Nothing, it turns out. The changes were made between the CIA and State Department, with the CIA essentially blaming the State Department for lax security on the compound, and the State Department pushing back because, after all, the compound was primarily a CIA operation under the guise of a diplomatic post. Pretty common practice, actually. Most countries place spies under the umbrella of diplomatic postings. In fact, according to a Wall Street Journal report, of the 30 Americans working at the Benghazi mission, 23 of them were CIA, and only seven were employees of State. Of course the State Department couldn’t actually come out and say that at the risk of revealing classified CIA operations.
That and the fact that nobody really knew what had taken place at that point. The CIA issued the original set of talking points, but most of them, it turned out, were just plain wrong, which the White House admitted a few days later when more information had become available.
Issa later goes on to accuse former CIA Director Mike Mullen and Ambassador Thomas Pickering—who jointly conducted the Accountability Review Board investigation into the attack—of being overtly political in their findings in order to give cover to the White House, thus participating in the conspiracy because their findings didn’t match Issa’s predetermined outcome.
In that same MTP interview Issa insisted that Pickering refused to testify to his committee. Pickering, sitting next to Issa, denied the charge. He volunteered to testify, but the committee, it turns out, refused to invite him. “He could have been a Democratic witness,” Issa retorted, revealing the true nature of his “investigation.”
Issa’s blatantly partisan political witch hunts have served exactly no purpose other than to repeatedly attempt to smear Obama with the intent to find an impeachable offense, and now to preemptively denigrate possible 2016 presidential candidate Hillary Clinton.

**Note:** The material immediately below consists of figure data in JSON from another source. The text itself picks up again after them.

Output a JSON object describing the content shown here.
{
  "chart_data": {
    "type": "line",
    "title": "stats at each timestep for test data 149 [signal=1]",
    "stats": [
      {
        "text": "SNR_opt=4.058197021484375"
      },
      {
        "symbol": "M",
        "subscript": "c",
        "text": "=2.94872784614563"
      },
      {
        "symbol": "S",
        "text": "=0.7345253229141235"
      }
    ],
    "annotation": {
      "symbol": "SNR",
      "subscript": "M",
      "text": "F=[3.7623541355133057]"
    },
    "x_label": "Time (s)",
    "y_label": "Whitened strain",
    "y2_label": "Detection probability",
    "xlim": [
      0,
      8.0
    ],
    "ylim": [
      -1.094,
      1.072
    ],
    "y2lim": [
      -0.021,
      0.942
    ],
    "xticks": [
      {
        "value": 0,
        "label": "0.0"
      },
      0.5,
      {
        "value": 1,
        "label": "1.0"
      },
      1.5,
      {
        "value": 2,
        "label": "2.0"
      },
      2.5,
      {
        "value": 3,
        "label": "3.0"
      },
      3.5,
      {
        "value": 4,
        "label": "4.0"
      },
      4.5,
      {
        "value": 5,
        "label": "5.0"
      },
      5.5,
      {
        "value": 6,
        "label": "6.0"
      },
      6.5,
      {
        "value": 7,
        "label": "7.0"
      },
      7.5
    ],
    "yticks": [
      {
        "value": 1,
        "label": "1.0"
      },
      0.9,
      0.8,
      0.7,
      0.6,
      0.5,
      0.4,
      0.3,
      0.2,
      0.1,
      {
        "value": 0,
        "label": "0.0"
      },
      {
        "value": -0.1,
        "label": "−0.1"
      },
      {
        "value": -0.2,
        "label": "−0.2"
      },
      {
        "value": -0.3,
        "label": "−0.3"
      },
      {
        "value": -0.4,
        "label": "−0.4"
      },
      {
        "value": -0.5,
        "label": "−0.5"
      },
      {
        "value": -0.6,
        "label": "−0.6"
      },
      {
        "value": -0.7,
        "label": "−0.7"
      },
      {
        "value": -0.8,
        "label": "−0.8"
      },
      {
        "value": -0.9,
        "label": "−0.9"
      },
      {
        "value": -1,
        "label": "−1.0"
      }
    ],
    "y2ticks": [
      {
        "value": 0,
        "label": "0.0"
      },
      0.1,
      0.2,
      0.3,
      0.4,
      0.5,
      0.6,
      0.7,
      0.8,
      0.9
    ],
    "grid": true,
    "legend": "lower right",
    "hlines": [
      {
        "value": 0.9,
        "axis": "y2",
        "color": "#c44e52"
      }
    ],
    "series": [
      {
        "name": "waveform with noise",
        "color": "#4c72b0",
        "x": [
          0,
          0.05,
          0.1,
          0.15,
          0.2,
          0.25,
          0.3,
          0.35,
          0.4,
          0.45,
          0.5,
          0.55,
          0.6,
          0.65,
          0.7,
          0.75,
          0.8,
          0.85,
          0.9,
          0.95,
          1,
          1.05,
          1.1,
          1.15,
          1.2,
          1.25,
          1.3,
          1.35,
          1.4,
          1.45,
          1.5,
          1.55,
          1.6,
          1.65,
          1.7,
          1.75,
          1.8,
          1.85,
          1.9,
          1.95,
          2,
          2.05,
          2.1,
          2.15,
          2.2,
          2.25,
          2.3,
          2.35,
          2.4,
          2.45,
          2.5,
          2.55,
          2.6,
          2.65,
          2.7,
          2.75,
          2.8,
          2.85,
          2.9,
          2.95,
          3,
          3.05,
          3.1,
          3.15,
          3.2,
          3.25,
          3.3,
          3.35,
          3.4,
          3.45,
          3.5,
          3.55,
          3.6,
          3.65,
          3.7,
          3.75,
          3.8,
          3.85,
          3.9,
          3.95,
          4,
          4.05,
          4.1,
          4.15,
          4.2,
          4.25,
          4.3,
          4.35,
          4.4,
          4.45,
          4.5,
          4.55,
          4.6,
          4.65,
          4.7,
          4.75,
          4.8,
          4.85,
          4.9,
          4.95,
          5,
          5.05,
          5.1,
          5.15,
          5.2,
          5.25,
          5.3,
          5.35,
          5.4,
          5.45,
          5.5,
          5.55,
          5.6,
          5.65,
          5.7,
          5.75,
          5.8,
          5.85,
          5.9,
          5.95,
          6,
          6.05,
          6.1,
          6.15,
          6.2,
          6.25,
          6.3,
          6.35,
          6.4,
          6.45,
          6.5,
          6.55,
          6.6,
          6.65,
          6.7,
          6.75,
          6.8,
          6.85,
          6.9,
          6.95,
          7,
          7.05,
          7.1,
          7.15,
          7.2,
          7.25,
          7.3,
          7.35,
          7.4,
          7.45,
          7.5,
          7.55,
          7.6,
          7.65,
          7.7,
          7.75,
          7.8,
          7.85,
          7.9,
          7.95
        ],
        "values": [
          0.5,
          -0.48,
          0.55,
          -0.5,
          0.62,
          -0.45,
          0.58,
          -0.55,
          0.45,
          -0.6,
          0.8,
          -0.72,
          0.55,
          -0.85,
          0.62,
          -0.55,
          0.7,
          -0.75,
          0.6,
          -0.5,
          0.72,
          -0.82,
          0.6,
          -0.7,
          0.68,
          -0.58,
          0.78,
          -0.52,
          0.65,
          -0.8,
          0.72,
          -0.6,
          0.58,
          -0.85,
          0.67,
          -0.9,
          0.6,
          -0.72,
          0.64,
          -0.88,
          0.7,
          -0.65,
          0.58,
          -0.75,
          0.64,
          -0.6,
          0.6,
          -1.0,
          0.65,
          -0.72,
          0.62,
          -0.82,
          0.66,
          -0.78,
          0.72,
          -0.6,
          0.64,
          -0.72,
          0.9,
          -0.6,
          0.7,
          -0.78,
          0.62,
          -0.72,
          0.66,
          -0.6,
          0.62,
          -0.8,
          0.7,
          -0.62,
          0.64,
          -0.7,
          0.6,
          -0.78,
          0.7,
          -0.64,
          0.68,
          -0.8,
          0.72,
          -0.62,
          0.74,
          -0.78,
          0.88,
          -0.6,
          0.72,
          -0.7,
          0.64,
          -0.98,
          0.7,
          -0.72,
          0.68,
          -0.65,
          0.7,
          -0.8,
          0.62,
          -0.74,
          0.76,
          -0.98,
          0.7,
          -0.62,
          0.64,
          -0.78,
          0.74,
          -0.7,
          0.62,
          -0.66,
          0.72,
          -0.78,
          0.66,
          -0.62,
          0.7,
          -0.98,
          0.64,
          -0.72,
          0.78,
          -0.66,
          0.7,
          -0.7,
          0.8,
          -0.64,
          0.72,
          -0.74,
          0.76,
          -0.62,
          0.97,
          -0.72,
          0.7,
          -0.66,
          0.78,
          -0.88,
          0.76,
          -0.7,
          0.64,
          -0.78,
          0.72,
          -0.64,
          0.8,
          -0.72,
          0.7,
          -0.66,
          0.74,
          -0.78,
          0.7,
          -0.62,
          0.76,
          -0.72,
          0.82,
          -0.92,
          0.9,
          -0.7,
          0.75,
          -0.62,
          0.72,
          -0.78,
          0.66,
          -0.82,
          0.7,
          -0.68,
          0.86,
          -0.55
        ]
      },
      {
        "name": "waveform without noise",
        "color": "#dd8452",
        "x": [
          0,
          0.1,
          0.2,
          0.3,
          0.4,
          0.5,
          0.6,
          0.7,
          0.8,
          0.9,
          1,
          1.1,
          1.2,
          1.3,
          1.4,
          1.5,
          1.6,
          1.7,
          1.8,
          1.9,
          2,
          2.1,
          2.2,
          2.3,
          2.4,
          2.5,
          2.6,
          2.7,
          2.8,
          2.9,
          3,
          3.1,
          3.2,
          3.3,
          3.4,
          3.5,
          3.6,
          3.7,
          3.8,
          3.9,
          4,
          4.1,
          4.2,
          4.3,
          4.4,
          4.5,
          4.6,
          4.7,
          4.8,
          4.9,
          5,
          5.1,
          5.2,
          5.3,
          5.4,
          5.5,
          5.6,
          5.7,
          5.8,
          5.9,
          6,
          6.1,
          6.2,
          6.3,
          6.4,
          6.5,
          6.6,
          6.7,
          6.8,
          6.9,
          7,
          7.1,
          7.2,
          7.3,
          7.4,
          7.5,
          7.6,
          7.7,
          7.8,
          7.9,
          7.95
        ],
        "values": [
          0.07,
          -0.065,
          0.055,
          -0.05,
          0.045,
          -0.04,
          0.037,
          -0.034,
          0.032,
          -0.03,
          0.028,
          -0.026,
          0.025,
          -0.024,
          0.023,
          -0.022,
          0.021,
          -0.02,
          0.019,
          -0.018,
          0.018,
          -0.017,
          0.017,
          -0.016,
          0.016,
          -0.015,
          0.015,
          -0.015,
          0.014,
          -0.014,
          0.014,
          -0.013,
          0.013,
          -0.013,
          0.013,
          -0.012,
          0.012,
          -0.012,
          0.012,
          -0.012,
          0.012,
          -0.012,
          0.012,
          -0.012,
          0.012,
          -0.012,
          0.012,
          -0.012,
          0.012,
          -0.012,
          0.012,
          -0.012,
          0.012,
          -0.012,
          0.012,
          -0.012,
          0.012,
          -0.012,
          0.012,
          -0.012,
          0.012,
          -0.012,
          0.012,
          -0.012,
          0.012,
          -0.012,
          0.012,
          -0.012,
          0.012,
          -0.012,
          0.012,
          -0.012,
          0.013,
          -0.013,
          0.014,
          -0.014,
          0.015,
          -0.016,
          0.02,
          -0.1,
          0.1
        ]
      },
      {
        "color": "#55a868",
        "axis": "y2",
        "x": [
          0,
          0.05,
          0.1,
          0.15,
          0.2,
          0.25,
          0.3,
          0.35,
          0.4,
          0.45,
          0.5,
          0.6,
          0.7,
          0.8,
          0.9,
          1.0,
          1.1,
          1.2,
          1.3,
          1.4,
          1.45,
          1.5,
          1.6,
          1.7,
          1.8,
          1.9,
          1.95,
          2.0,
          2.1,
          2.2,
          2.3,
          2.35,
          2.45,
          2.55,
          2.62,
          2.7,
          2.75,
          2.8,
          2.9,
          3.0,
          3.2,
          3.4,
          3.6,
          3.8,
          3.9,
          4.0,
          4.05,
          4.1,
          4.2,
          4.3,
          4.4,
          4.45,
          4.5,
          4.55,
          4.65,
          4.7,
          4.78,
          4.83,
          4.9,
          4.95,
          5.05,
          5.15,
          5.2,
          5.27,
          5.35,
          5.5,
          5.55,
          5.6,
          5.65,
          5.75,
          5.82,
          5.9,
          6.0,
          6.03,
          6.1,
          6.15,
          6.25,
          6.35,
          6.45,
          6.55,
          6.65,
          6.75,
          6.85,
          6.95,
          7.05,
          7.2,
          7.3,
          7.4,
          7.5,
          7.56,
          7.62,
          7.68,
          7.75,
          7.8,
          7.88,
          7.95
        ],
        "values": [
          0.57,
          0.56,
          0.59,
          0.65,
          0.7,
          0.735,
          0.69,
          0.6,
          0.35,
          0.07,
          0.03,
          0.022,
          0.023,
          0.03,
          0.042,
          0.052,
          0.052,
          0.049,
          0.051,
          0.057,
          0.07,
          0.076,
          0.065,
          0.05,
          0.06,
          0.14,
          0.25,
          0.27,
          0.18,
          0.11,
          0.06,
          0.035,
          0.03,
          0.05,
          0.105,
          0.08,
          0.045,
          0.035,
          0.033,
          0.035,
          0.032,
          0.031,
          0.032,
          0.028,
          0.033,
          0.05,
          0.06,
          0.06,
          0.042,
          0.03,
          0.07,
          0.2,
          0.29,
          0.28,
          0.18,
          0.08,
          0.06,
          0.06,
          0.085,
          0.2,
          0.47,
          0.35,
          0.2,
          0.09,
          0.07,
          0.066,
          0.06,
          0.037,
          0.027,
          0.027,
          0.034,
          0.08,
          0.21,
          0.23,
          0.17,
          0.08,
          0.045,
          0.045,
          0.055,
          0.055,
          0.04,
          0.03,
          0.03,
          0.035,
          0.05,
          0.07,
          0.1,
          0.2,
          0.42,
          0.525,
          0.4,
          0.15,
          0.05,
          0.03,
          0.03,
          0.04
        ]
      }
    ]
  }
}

I’m sure that next Mr. Issa will demand an investigation into the Obama administration’s involvement in the assassination of Bobby Kennedy.
But it’s not as if there is actual work for Issa and his Oversight Committee to do.
Fear. That’s all they’ve got. But apparently, as the fictional Shepherd notes, “that’s how you win elections.” Fear, conspiracy theories, and witch hunts. That’s what the GOP in this deep blue state has been reduced to. It’s like they’re not even trying. Then again, why should California Republicans be immune to the Tea Party fever that has infected the rest of the country?